До сих пор Михайло прислушивался к беседе иезуитов только из любознательности. Теперь же, когда зашла у них речь о какой-то тайне, которую личный враг его, Юшка, выдал меньшому иезуиту, сердце в груди его екнуло, кулаки сжались: он был почти уверен, что услышит сейчас свою собственную тайну.
Но он ошибся. Услышал он нечто другое, от чего, однако, в душе его поднялась не меньшая буря.
— Так что же выдал вам этот Юшка? — спросил патер Сераковский, когда младший собрат его на минуту опять примолк.
— Что… в доме здешнего попа, отца Никандра, нашел будто бы refugium (убежище) от преследования властей епископ веноцкий Паисий…
— Паисий? Этот ярый, отъявленный схизматик! И имея в своем распоряжении такую драгоценную весть, которая отдает в наши руки и его, и самого Никандра, а с ним, значит, и все православное в воеводстве, — вы молчите!

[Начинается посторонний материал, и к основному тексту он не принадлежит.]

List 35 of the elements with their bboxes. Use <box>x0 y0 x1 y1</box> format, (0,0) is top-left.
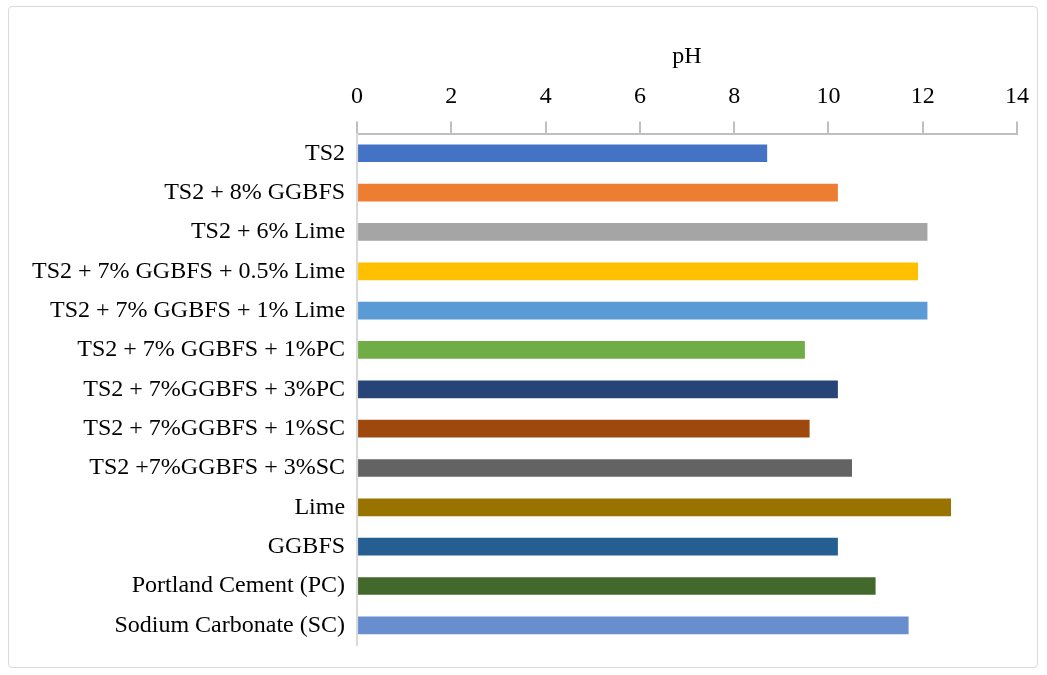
x-tick-label: 2 <box>445 82 458 109</box>
y-tick-label: Portland Cement (PC) <box>131 571 346 598</box>
bar <box>358 183 838 202</box>
bar <box>358 419 810 438</box>
y-tick-label: TS2 +7%GGBFS + 3%SC <box>89 453 346 480</box>
bar <box>358 459 853 477</box>
x-axis-title: pH <box>672 41 702 68</box>
bar <box>358 498 952 517</box>
x-tick-label: 0 <box>351 82 364 109</box>
x-tick-label: 10 <box>816 82 841 109</box>
y-tick-label: TS2 + 6% Lime <box>190 217 346 244</box>
bar <box>358 301 928 320</box>
x-tick-label: 8 <box>728 82 741 109</box>
y-tick-label: TS2 <box>305 138 346 165</box>
bar <box>358 380 838 399</box>
bar <box>358 616 909 635</box>
x-tick-label: 12 <box>910 82 935 109</box>
y-tick-label: TS2 + 8% GGBFS <box>164 177 346 204</box>
bar <box>358 223 928 241</box>
bar <box>358 577 876 595</box>
y-tick-label: Sodium Carbonate (SC) <box>114 610 346 637</box>
x-tick-label: 4 <box>539 82 552 109</box>
x-tick-label: 14 <box>1005 82 1029 109</box>
y-tick-label: Lime <box>294 492 346 519</box>
x-tick-label: 6 <box>633 82 646 109</box>
y-tick-label: TS2 + 7% GGBFS + 1% Lime <box>50 295 346 322</box>
y-tick-label: TS2 + 7%GGBFS + 3%PC <box>83 374 346 401</box>
y-tick-label: TS2 + 7%GGBFS + 1%SC <box>83 413 346 440</box>
y-tick-label: GGBFS <box>267 531 346 558</box>
bar <box>358 341 805 359</box>
y-tick-label: TS2 + 7% GGBFS + 1%PC <box>77 335 346 362</box>
bar <box>358 262 919 281</box>
bar <box>358 537 838 556</box>
y-tick-label: TS2 + 7% GGBFS + 0.5% Lime <box>32 256 346 283</box>
bar <box>358 144 768 163</box>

— Да ведь все это, clarissime, еще одни только слухи, и если бы они даже подтвердились, то можно ли особенно винить отца Никандра, что приютил он у себя бездомного брата церкви? А этот Паисий низложен, в бегах, стало быть — уже безвреден…
— А кто же отвечает вам за то, что он не выступит опять где-нибудь открыто, не станет опять мутить эту безмозглую чернь? Безвреден! А сколько вреда он нанес уже нам до сих пор! Нет, эти ядовитые плевелы Должны быть вырваны с корнем! «Censio Schismam delendam!», — повторял Катон каждодневно в сенате. «Censio Schismam delendam!» — должен быть наш боевой крик. Благо вам, юный друг мой, что все же не утаили от меня вашей тайны; а не то, дойди она до меня стороною, я обязан был бы не медля донести в Рим.
— Но теперь, ведь, не донесете? — тревожно вопросил патер Лович. — Будьте великодушны!..
— На сей раз, так и быть, из особого только благоволения к вам, умолчу. Но времени терять нечего. Нам требуются по меньшей мере два мирские сообщника, два очные свидетеля — testes oculares, которые вместе с тем служили бы нам надежным щитом. Одним из них мог бы быть пан Тарло: он теперь наш покорнейший раб. Другим разве взять здешнего майор-домуса, пана Бучинского?
— Только не его, clarissime!
— Почему же нет?
— Потому что пан Бучинский, хотя тоже верный католик, коренной поляк, но слишком… как бы сказать…
— Слишком совестлив тоже, подобно вам? Да, вы правы. Тут нужно орудие самое послушное, бессловесное. А что, каков ваш Юшка?
Патеру Ловичу не пришлось ответить. С аллеи перед беседкой, где совещались два иезуита, раздались звонкие голоса и легкий шум колес. Михайло за своим густым жимолостным кустом ничего не мог видеть, но он явственно расслышал голос Маруси Биркиной. Она извинялась перед патерами, что в этой самой беседке ей довелось уже как-то сказывать сказки княжеским деткам, и те вот пристали, чтобы здесь же рассказать им новую сказку.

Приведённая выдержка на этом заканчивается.